Sandy Hook Orlando Las Vegas
A Golden Shovel poem using a line from T.S. Eliot’s The Love Song of J. Alfred Prufrock[1]
News screams another mass shooting and I do
not know what to do. How can I
stop the gun violence or dare
oppose the NRA, the rabid right to
ban automatic weapons? Bullets eat
victims in a bloody banquet, not giving a
damn if you are black, brown, yellow or peach.
Magicicada Dream, an Etheree[2]
deep
beneath
the earth lie
cicada nymphs
sucking sustenance
from large tree roots below
cycling slowly through instar
stages five of development
they dream of translucent wings and flight
while waiting for their signal to emerge
Weather
Your warm front
caresses my skin,
an urban heat island
against my distinctly
down draft drizzle.
There’s turbulence
when we’re together,
an upwelling of
fall streaks still I’m
glad for condensation.
No drought of passion
or dry climate.
You dust devil on
my cloud deck.
[1] A Golden Shovel is a poetic form developed by Terence Hayes to honor poet Gwendolyn Brooks. Using text from an admired poem, the words become the end words for each line in a new poem, whose content does not need to refer to the original text.
[2] The etheree, a syllabic poem containing ten lines and a total of fifty-five syllables, is named in honor of Etheree Taylor Armstrong, an Arkansas poet who died in 1994.
Bionote
Jennifer Dotson is the Founder and Program Coordinator for www.highlandparkpoetry.org (begun in 2007). Her poetry has appeared in After Hours, DuPage Valley Review, East On Central, Exact Change Only, Poetry CRAM/Journal of Modern Poetry, and Willow Review.
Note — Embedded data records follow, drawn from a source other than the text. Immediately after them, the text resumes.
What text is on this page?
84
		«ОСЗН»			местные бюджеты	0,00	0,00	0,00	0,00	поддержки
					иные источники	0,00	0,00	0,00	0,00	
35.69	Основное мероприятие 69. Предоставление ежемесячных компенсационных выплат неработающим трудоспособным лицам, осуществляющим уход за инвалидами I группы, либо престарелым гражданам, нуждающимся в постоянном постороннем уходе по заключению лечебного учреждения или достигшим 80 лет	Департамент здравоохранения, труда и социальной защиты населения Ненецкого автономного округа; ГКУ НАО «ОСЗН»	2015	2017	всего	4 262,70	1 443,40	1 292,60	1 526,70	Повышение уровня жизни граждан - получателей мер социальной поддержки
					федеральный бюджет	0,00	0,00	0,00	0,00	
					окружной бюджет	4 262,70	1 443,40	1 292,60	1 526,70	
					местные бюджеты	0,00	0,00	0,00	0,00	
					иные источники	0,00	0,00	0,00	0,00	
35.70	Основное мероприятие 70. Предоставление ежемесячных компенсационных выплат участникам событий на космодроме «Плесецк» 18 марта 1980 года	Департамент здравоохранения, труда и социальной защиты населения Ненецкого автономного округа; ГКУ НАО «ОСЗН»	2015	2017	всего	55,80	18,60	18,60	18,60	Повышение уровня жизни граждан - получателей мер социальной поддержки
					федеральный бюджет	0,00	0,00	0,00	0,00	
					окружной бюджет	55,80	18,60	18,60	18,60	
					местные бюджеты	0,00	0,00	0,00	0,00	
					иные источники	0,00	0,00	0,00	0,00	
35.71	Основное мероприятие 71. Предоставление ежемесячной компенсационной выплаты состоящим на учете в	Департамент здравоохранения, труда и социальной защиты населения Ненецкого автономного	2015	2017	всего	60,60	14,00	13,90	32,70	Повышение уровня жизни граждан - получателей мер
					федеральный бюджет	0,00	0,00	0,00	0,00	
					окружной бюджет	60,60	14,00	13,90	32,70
Her poems are included in several anthologies including A Midnight Snack from Poetic License Press and Raising Lilly Ledbetter: Women Poets Occupy the Workplace (University of Washington Press). Clever Gretel, her debut collection, received the first Journal of Modern Poetry Book Award and was published by Chicago Poetry Press in April 2013. She teaches poetry, memoir and creative writing classes for Highland Park's Library U program. Jennifer loves actions movies with lots of car chases and explosions – she fantasizes about a future Hollywood blockbuster with a poet who saves the world.